Thyngs, a local fintech company with global aspirations
Tech companies are thriving in the East of England and a key player in this ecosystem is Norwich-based near-field communication (NFC) technology platform Thyngs.
A recent report by Tech Nation showed that the UK technology sector was punching above its weight on a global scale, with total venture capital investment in the industry reaching £6.3bn, more than in any other European country. And some 15% of this was invested in the East of England, including hubs such as Cambridge.
Thyngs, which specialises in NFC technology for cashless payments and more, was one of just 20 nationwide start-ups, and the only one in the region, selected to join the UK Government-backed Tech Nation fintech growth programme last year.
Here CEO Neil Garner tells about the benefits of being based in Norwich and how initiatives such as Tech Nation have helped Thyngs grow.
What are the benefits of a tech company based in Norwich?
You get the best of both worlds here. You have access to the skills and expertise of people in London and Cambridge, combined with the lower costs and loyalty of staff associated with running a business outside the capital.
For me, Norwich is home, but there’s also a lot of fresh talent from the two universities based here – the University of East Anglia and Norwich University of the Arts. The city is regularly named as one of the best places to live in the UK and there’s a very strong and passionate tech community here.
What was Thyng’s experience of Tech Nation’s fintech growth programme?
It was very positive. We met a lot of fintech scale-ups and unicorns, like Transferwise and ClearScore, so had some direct relationships and mentoring from people who have done it before. Tech Nation also helped us connect with investors and the investor community, and put us on a programme of activities about scaling, international expansion, pricing models and HR, as well as challenges such as getting into new markets.
The introductions you get are invaluable. We were introduced to the Department for International Trade (DIT) team that’s running fintech as part of the programme and we’re now being accelerated into Australia through the Fintech Bridge programme. In fact, we’ve just secured our first Australian customer and set-up our APAC subsidiary.
It was also very refreshing to see a government-sponsored agency working in such an entrepreneurial fashion, showing that the UK Government is genuinely behind tech. They’re basically acting as a super-connector between businesses, funds and major stakeholders to properly put UK tech on the map. And they’re not just focusing on London, which is what used to happen previously under the Tech City banner.
Are there any drawbacks about being based in the East of England?
The only drawback is that although we’re doing a lot of things to better connect different regions, transport infrastructure in the UK is still challenging. To travel from East of England to Manchester, Leeds or Edinburgh is actually quite hard.

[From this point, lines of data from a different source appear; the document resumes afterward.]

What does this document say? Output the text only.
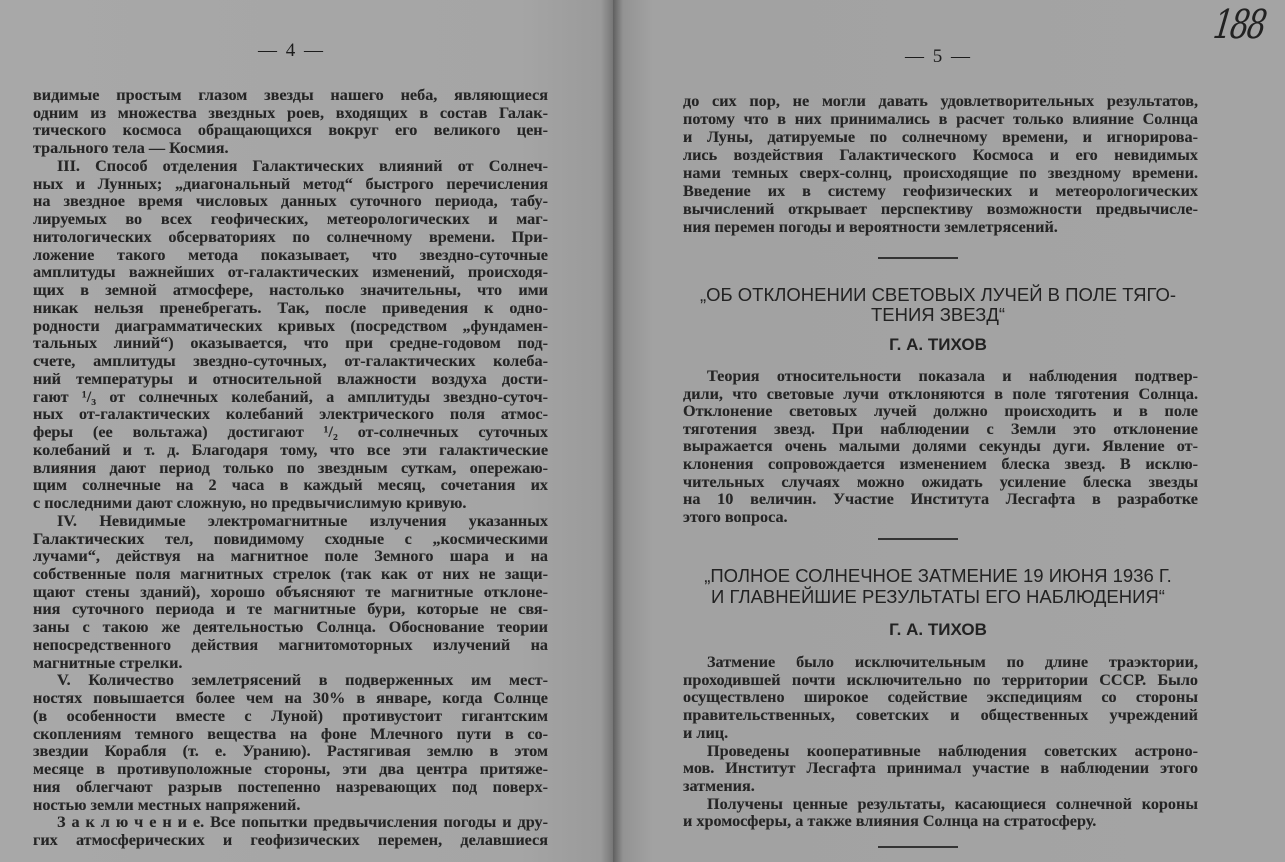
— 4 —
видимые простым глазом звезды нашего неба, являющиеся
одним из множества звездных роев, входящих в состав Галак-
тического космоса обращающихся вокруг его великого цен-
трального тела — Космия.
III. Способ отделения Галактических влияний от Солнеч-
ных и Лунных; „диагональный метод“ быстрого перечисления
на звездное время числовых данных суточного периода, табу-
лируемых во всех геофических, метеорологических и маг-
нитологических обсерваториях по солнечному времени. При-
ложение такого метода показывает, что звездно-суточные
амплитуды важнейших от-галактических изменений, происходя-
щих в земной атмосфере, настолько значительны, что ими
никак нельзя пренебрегать. Так, после приведения к одно-
родности диаграмматических кривых (посредством „фундамен-
тальных линий“) оказывается, что при средне-годовом под-
счете, амплитуды звездно-суточных, от-галактических колеба-
ний температуры и относительной влажности воздуха дости-
гают ¹/₃ от солнечных колебаний, а амплитуды звездно-суточ-
ных от-галактических колебаний электрического поля атмос-
феры (ее вольтажа) достигают ¹/₂ от-солнечных суточных
колебаний и т. д. Благодаря тому, что все эти галактические
влияния дают период только по звездным суткам, опережаю-
щим солнечные на 2 часа в каждый месяц, сочетания их
с последними дают сложную, но предвычислимую кривую.
IV. Невидимые электромагнитные излучения указанных
Галактических тел, повидимому сходные с „космическими
лучами“, действуя на магнитное поле Земного шара и на
собственные поля магнитных стрелок (так как от них не защи-
щают стены зданий), хорошо объясняют те магнитные отклоне-
ния суточного периода и те магнитные бури, которые не свя-
заны с такою же деятельностью Солнца. Обоснование теории
непосредственного действия магнитомоторных излучений на
магнитные стрелки.
V. Количество землетрясений в подверженных им мест-
ностях повышается более чем на 30% в январе, когда Солнце
(в особенности вместе с Луной) противустоит гигантским
скоплениям темного вещества на фоне Млечного пути в со-
звездии Корабля (т. е. Уранию). Растягивая землю в этом
месяце в противуположные стороны, эти два центра притяже-
ния облегчают разрыв постепенно назревающих под поверх-
ностью земли местных напряжений.
З а к л ю ч е н и е. Все попытки предвычисления погоды и дру-
гих атмосферических и геофизических перемен, делавшиеся
— 5 —
до сих пор, не могли давать удовлетворительных результатов,
потому что в них принимались в расчет только влияние Солнца
и Луны, датируемые по солнечному времени, и игнорирова-
лись воздействия Галактического Космоса и его невидимых
нами темных сверх-солнц, происходящие по звездному времени.
Введение их в систему геофизических и метеорологических
вычислений открывает перспективу возможности предвычисле-
ния перемен погоды и вероятности землетрясений.
„ОБ ОТКЛОНЕНИИ СВЕТОВЫХ ЛУЧЕЙ В ПОЛЕ ТЯГО-
ТЕНИЯ ЗВЕЗД“
Г. А. ТИХОВ
Теория относительности показала и наблюдения подтвер-
дили, что световые лучи отклоняются в поле тяготения Солнца.
Отклонение световых лучей должно происходить и в поле
тяготения звезд. При наблюдении с Земли это отклонение
выражается очень малыми долями секунды дуги. Явление от-
клонения сопровождается изменением блеска звезд. В исклю-
чительных случаях можно ожидать усиление блеска звезды
на 10 величин. Участие Института Лесгафта в разработке
этого вопроса.
„ПОЛНОЕ СОЛНЕЧНОЕ ЗАТМЕНИЕ 19 ИЮНЯ 1936 Г.
И ГЛАВНЕЙШИЕ РЕЗУЛЬТАТЫ ЕГО НАБЛЮДЕНИЯ“
Г. А. ТИХОВ
Затмение было исключительным по длине траэктории,
проходившей почти исключительно по территории СССР. Было
осуществлено широкое содействие экспедициям со стороны
правительственных, советских и общественных учреждений
и лиц.
Проведены кооперативные наблюдения советских астроно-
мов. Институт Лесгафта принимал участие в наблюдении этого
затмения.
Получены ценные результаты, касающиеся солнечной короны
и хромосферы, а также влияния Солнца на стратосферу.
188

Whatever we say about the internet age, there is still nothing better than face-to-face engagement to build relationships. Face-to-face relationships have far more impact than online, digital, video and social media. I think that’s important and how clusters work, like in Silicon Valley. You can then use technology such as ours to make subsequent conversations work better.
What do you think the UK Government is doing to encourage growth in the fintech industry?
There are things they’re already doing around Tech Visas to encourage people from overseas with the particular skills. The other thing they do is encourage greater equality and diversity in the industry. Tech Nation is already supporting this move to diversity in businesses.
I think there is the potential for the UK to be a beacon for more ethical investment, equality and diversity, and a better place to be where it’s not just about pure profit. It’s about a more enlightened approach to business and the tech industry and driving change.
What can we expect next from Thyngs?
You can expect to see more business from Australia and the US, more work with global brands and, true to our founding principles, our technology helping raise millions for good causes.